Parser parser = new AutoDetectParser(); (or) Parser parser = new CompositeParser(); (or) object of any individual parsers given in Tika Library
Step 2 −
Create a handler class object. Given below are the three content handlers −
| Sr.No. | Class & Description |
|---|---|
| 1 |
BodyContentHandler This class picks the body part of the XHTML output and writes that content to the output writer or output stream.

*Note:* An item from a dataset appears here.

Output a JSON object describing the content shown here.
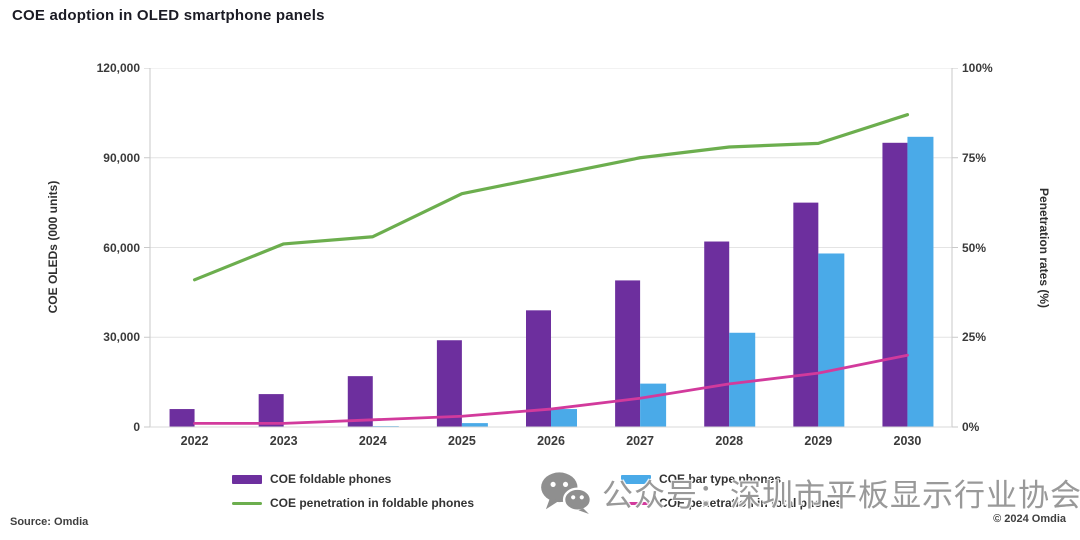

Then it redirects the XHTML content to another content handler instance. |
| 2 |
LinkContentHandler This class detects and picks all the H-Ref tags of the XHTML document and forwards those for the use of tools like web crawlers. |
| 3 |
TeeContentHandler This class helps in using multiple tools simultaneously. |
Since our target is to extract the text contents from a document, instantiate BodyContentHandler as shown below −
BodyContentHandler handler = new BodyContentHandler( );
Step 3 −
Create the Metadata object as shown below −
Metadata metadata = new Metadata();
Step 4 −
Create any of the input stream objects, and pass your file that should be extracted to it.
FileInputstream
Instantiate a file object by passing the file path as parameter and pass this object to the FileInputStream class constructor.
Note − The path passed to the file object should not contain spaces.
The problem with these input stream classes is that they dont support random access reads, which is required to process some file formats efficiently. To resolve this problem, Tika provides TikaInputStream.
File file = new File(filepath) FileInputStream inputstream = new FileInputStream(file); (or) InputStream stream = TikaInputStream.get(new File(filename));
Step 5 −
Create a parse context object as shown below −
ParseContext context =new ParseContext();
Step 6 −
Instantiate the parser object, invoke the parse method, and pass all the objects required, as shown in the prototype below −
parser.parse(inputstream, handler, metadata, context);
Given below is the program for content extraction using the parser interface −
TikaDemo.java
package com.tutorialspoint.tika;
import java.io.File;
import java.io.FileInputStream;
import java.io.IOException;
import org.apache.tika.exception.TikaException;
import org.apache.tika.metadata.Metadata;
import org.apache.tika.parser.AutoDetectParser;
import org.apache.tika.parser.ParseContext;
import org.apache.tika.parser.Parser;
import org.apache.tika.sax.BodyContentHandler;
import org.xml.sax.SAXException;
public class TikaDemo {
public static void main(final String[] args) throws IOException,SAXException, TikaException {
//Assume sample.txt is in your current directory
File file = new File("D:/projects/sample.txt");
//parse method parameters
Parser parser = new AutoDetectParser();
BodyContentHandler handler = new BodyContentHandler();
Metadata metadata = new Metadata();
FileInputStream inputstream = new FileInputStream(file);
ParseContext context = new ParseContext();
//parsing the file
parser.parse(inputstream, handler, metadata, context);
System.out.println("File content : " + handler.toString());
}
}
Output
Given below is the content of sample.txt
Hi students welcome to tutorialspoint
If you execute the above program, it will give you the following output −
File content : Hi students welcome to tutorialspoint